“You shouldn’t be here, Zeth,” she whispers, her voice cracking.
“What’s happened, Sophie? Where’s Charlie?”
The Duchess just looks at me, face completely blank. Her eyes are welling with tears, a darker blue than usual and filled with a distant pain. I don’t really know what I should do. Something terrible has obviously happened; she has to be in shock. I take a step forward and her face instantly transforms, shattering into a mask of grief and horror. She starts to sob, covering her face with her hands. Her blood-covered hands. The wickedly sharp knife she’s brandishing is dangerously close to her face.
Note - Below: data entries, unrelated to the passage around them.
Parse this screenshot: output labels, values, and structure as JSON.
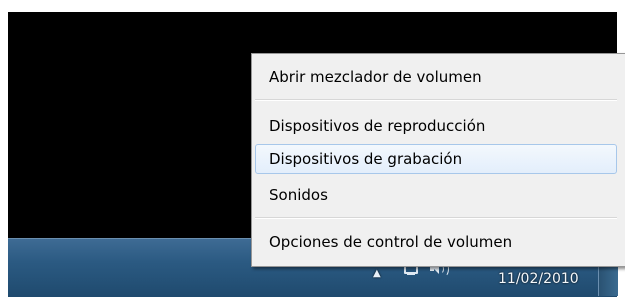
{
  "context_menu": {
    "items": [
      {
        "label": "Abrir mezclador de volumen"
      },
      {
        "label": "Dispositivos de reproducción"
      },
      {
        "label": "Dispositivos de grabación"
      },
      {
        "label": "Sonidos"
      },
      {
        "label": "Opciones de control de volumen"
      }
    ]
  },
  "taskbar": {
    "clock_date": "11/02/2010",
    "tray_icons": [
      "show-hidden-icons-arrow",
      "network-icon",
      "speaker-volume-icon"
    ]
  },
  "colors": {
    "taskbar": "#2b5a82",
    "menu_background": "#f0f0f0",
    "menu_hover": "#e3eefb",
    "hover_border": "#a7c7ea",
    "screen": "#000000"
  }
}
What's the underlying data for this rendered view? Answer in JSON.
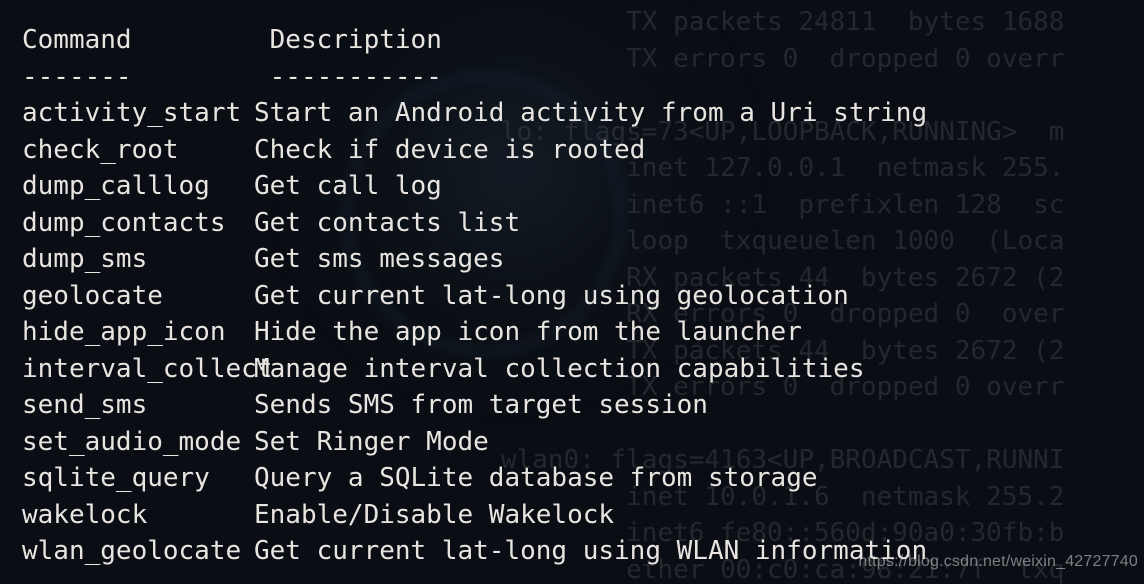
{
  "headers": {
    "command": "Command",
    "description": "Description"
  },
  "dividers": {
    "command": "-------",
    "description": "-----------"
  },
  "commands": [
    {
      "cmd": "activity_start",
      "desc": "Start an Android activity from a Uri string"
    },
    {
      "cmd": "check_root",
      "desc": "Check if device is rooted"
    },
    {
      "cmd": "dump_calllog",
      "desc": "Get call log"
    },
    {
      "cmd": "dump_contacts",
      "desc": "Get contacts list"
    },
    {
      "cmd": "dump_sms",
      "desc": "Get sms messages"
    },
    {
      "cmd": "geolocate",
      "desc": "Get current lat-long using geolocation"
    },
    {
      "cmd": "hide_app_icon",
      "desc": "Hide the app icon from the launcher"
    },
    {
      "cmd": "interval_collect",
      "desc": "Manage interval collection capabilities"
    },
    {
      "cmd": "send_sms",
      "desc": "Sends SMS from target session"
    },
    {
      "cmd": "set_audio_mode",
      "desc": "Set Ringer Mode"
    },
    {
      "cmd": "sqlite_query",
      "desc": "Query a SQLite database from storage"
    },
    {
      "cmd": "wakelock",
      "desc": "Enable/Disable Wakelock"
    },
    {
      "cmd": "wlan_geolocate",
      "desc": "Get current lat-long using WLAN information"
    }
  ],
  "ghost_lines": [
    "                                        TX packets 24811  bytes 1688",
    "                                        TX errors 0  dropped 0 overr",
    "",
    "                                lo: flags=73<UP,LOOPBACK,RUNNING>  m",
    "                                        inet 127.0.0.1  netmask 255.",
    "                                        inet6 ::1  prefixlen 128  sc",
    "                                        loop  txqueuelen 1000  (Loca",
    "                                        RX packets 44  bytes 2672 (2",
    "                                        RX errors 0  dropped 0  over",
    "                                        TX packets 44  bytes 2672 (2",
    "                                        TX errors 0  dropped 0 overr",
    "",
    "                                wlan0: flags=4163<UP,BROADCAST,RUNNI",
    "                                        inet 10.0.1.6  netmask 255.2",
    "                                        inet6 fe80::560d:90a0:30fb:b",
    "                                        ether 00:c0:ca:98:21:7f  txq"
  ],
  "watermark": "https://blog.csdn.net/weixin_42727740"
}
"Hey, hey, come on. Come on.” I take the three steps toward her just as her legs collapse out from underneath her. I catch her before she hits the floor, holding her underneath the arms like a child. “Tell me, Sophie. Tell me what’s happened.”
She sobs into my chest, her skin sticking to my shirt with the tacky, almost dry blood that’s mottled all over her fingers and her palms. “I know. I know, I know...” she says, over and over again. “I know!” She rears back then, and her hand flashes out, surprising me. She slaps me so hard that my ear rings. “I know. I know all about him. And I know about you, too!” She tries to slap me again, but I grab hold of her wrist. Maybe I was a little ahead of myself just now. It seems as though Sophie might not think Charlie’s an accountant anymore. And she apparently knows my role in Charlie’s organization, too. For thirty years, she’s been by Charlie’s side. Thirty years and she’s only just learning the truth of him now.
“Who’s blood is this?” I ask, shaking her by the shoulders.
She stops struggling, pausing to look up at me, and the mania leaves her eyes. A certain clarity replaces it. “It’s yours,” she says.
“What?”
“It’s yours. Yours and mine, Zeth. We…oh, we are the greatest fools on the face of this earth.”
I look down, confused, trying to see what the hell she’s talking about. A ripple of horror travels through me when I see where the knife is—buried up to the hilt in my side. I can’t feel it. I can’t feel it buried inside me. I can’t feel a thing.
“Sophie…”
“I'm sorry, Zeth,” she whispers. She raises her hand to stroke the side of my face. Her wrist is mangled, torn to shreds and pumping her blood out with a determined force that will see her dead very soon. Very, very soon. “But some injustices are too grave to forgive.” That clarity that possessed her eyes a moment ago fades, and the rest of her seems to fade with it. The strength leaves her limbs, her body falling limp in my arms. I tense, catching hold of her again, and a wave of pain rockets through me—the knife. The sight of the knife embedded in my stomach has been nothing more than a visual illusion until now, but the teeth of the pre-warmed steel have started to bite, telling me that the blade is very real and hell bent on killing me. Of all the people...of all the fucking people...
The Duchess sags to the floor in a boneless heap. She’s not quite dead, but she will be soon. I touch the handle sticking out of my stomach, and a cold, calm voice echoes inside my head. “Don’t touch it. Don’t take it out.”
So I don’t. I turn and I walk out of the room, out of Charlie’s house. Sam and Paddy have vanished, along with their sedan. Charlie’s neighbor, his sometimes golf buddy, is across the street, mowing his lawn.
“Hey, there!” he calls, waving. Smiling. Mowing. Fucking Ralph Lauren polo shirt and chinos. “How’s the day go—oh! Oh, god. Are you—is everything—”
I slam the door on the Camaro, cutting off his surprise at seeing me trailing blood across his neighborhood. The car roars. My head is fucking spinning. The world grows bright and then dims, black spots dancing in my vision. This pain is an old friend. An old friend come to stay this time, it would seem. Perhaps I’ll make it out of this godforsaken fucking neighborhood before I can’t see anything at all. I gun the engine, spin the steering wheel, and I burn out of the place before I bleed out and die in motherfucking suburbia.